Older pattern from before native tool use. The model alternates explicit “Thought” and “Action” tokens; the harness parses the substrings out of plain text. The modern equivalent is a loop with tool calls, but ReAct still applies when the model has no tool-use API or when running over a chat-completions endpoint.

        flowchart LR
  THK[Thought] --> ACT[Action]
  ACT --> OBS[Observation]
  OBS --> THK
  THK --> ANS[Final Answer]
    

OpenAI Assistants / Responses API#

The vendor hosts the message list, the tool definitions, and the file context. The client creates a thread, attaches files, kicks off a run, and polls until the run completes or surfaces a tool call. Trades local control for a managed trajectory and built-in code interpreter, file search, and computer-use tools.
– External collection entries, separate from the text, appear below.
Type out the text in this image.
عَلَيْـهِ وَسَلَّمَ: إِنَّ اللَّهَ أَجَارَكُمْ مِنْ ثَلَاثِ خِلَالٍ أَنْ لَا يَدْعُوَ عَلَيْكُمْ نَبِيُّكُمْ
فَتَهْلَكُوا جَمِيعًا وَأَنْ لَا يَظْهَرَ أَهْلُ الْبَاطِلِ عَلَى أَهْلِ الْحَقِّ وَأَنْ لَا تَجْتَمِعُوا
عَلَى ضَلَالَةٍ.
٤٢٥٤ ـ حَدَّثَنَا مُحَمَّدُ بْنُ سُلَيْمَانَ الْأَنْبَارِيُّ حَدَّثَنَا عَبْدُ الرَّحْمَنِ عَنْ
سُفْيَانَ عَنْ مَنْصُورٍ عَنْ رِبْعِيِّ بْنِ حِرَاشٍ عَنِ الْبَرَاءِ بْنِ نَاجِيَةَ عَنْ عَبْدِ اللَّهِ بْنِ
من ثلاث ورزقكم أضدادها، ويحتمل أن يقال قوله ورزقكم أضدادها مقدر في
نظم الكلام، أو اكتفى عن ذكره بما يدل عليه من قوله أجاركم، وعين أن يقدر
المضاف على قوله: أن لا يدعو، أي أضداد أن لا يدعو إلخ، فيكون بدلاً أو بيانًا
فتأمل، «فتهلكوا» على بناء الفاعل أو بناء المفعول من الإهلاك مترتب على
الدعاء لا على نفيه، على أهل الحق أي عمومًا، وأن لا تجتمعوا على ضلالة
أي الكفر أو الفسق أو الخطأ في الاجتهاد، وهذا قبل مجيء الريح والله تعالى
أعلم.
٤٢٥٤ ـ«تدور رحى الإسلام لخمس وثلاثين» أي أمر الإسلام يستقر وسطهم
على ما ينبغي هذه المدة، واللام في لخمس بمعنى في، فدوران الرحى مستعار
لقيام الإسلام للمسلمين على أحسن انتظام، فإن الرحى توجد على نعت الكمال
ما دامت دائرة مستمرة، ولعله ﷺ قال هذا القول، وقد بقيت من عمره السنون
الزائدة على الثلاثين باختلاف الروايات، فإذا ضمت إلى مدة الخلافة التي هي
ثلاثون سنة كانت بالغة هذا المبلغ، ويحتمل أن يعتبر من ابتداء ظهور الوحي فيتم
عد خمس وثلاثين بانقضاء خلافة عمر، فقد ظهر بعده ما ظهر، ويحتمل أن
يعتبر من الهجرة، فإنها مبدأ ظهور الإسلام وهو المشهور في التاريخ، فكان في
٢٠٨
LangGraph and state-machine harnesses#

Explicit state machine over the loop. Nodes are functions, edges are conditional transitions, state is a typed dict. Useful when the workflow is not a plain loop, for example branching plans, parallel fan-out / fan-in, retries with back-off, or human-in-the-loop checkpoints with persistence between sessions.

        flowchart LR
  START([start]) --> PLAN[plan]
  PLAN --> RUN[execute step]
  RUN --> CHECK{done?}
  CHECK -->|no| RUN
  CHECK -->|yes| REVIEW[review]
  REVIEW -->|approve| DONE([end])
  REVIEW -->|revise| PLAN
    

Designing tools#

Tools are the agent’s surface to the world. Design them like any other API.

  • One job per tool. search_logs(query, time_range) beats query_siem(action, params); the model picks the right tool more reliably.

  • Strict schemas. JSON schema with required fields, enums where possible, no free-form params: object.

  • Errors are content. Return {"error": "...", "hint": "..."} as the tool result. The model reads it and adjusts.

  • Idempotent where possible. The agent will retry. Make retries safe.

  • Authorize outside the prompt. Tool authorization lives in the application, not in the system prompt. The model proposes; the application disposes.

Operational concerns#

  • Budget the loop. Cap the turn count, the wall-clock time, the total tokens. Agents that are not budgeted will eventually run forever.

  • Persist the trajectory. Every tool call, result, and intermediate response. The trajectory is the agent’s audit trail and the only useful debugging artifact.

  • Compaction. Long trajectories blow past the context window. Summarize older turns; keep the system prompt and the most recent N turns verbatim.

  • Human-in-the-loop on irreversible actions. Email, payment, rm -rf, branch deletes, prod deploys: gate behind a confirmation step. The model proposes; the operator confirms.

  • Subagents for parallel or context-protected work. Each subagent gets its own context window; the parent only sees the result.

Multi-agent vs. single-agent#

Multi-agent systems (planner / executor / critic) are easy to prototype and hard to operate: more state, more failure modes, more prompt drift. Default to a single agent with good tools. Add a second agent only when the workload genuinely splits along context or trust boundaries (e.g. a reviewing agent that audits the acting agent’s tool calls).

        flowchart TD
  P[Planner] -->|plan| E[Executor]
  E -->|result| C[Critic]
  C -->|approved| OUT[final answer]
  C -->|revise| P
    

Frameworks#

  • Vendor harnesses (Anthropic Agent SDK, OpenAI Agents) are the thinnest practical wrappers; they do the loop and the trajectory for you.

  • LangGraph / LlamaIndex Agents add explicit state machines. Useful when the workflow is not a plain loop.

  • Plain code beats both for anything you understand. The loop is twenty lines.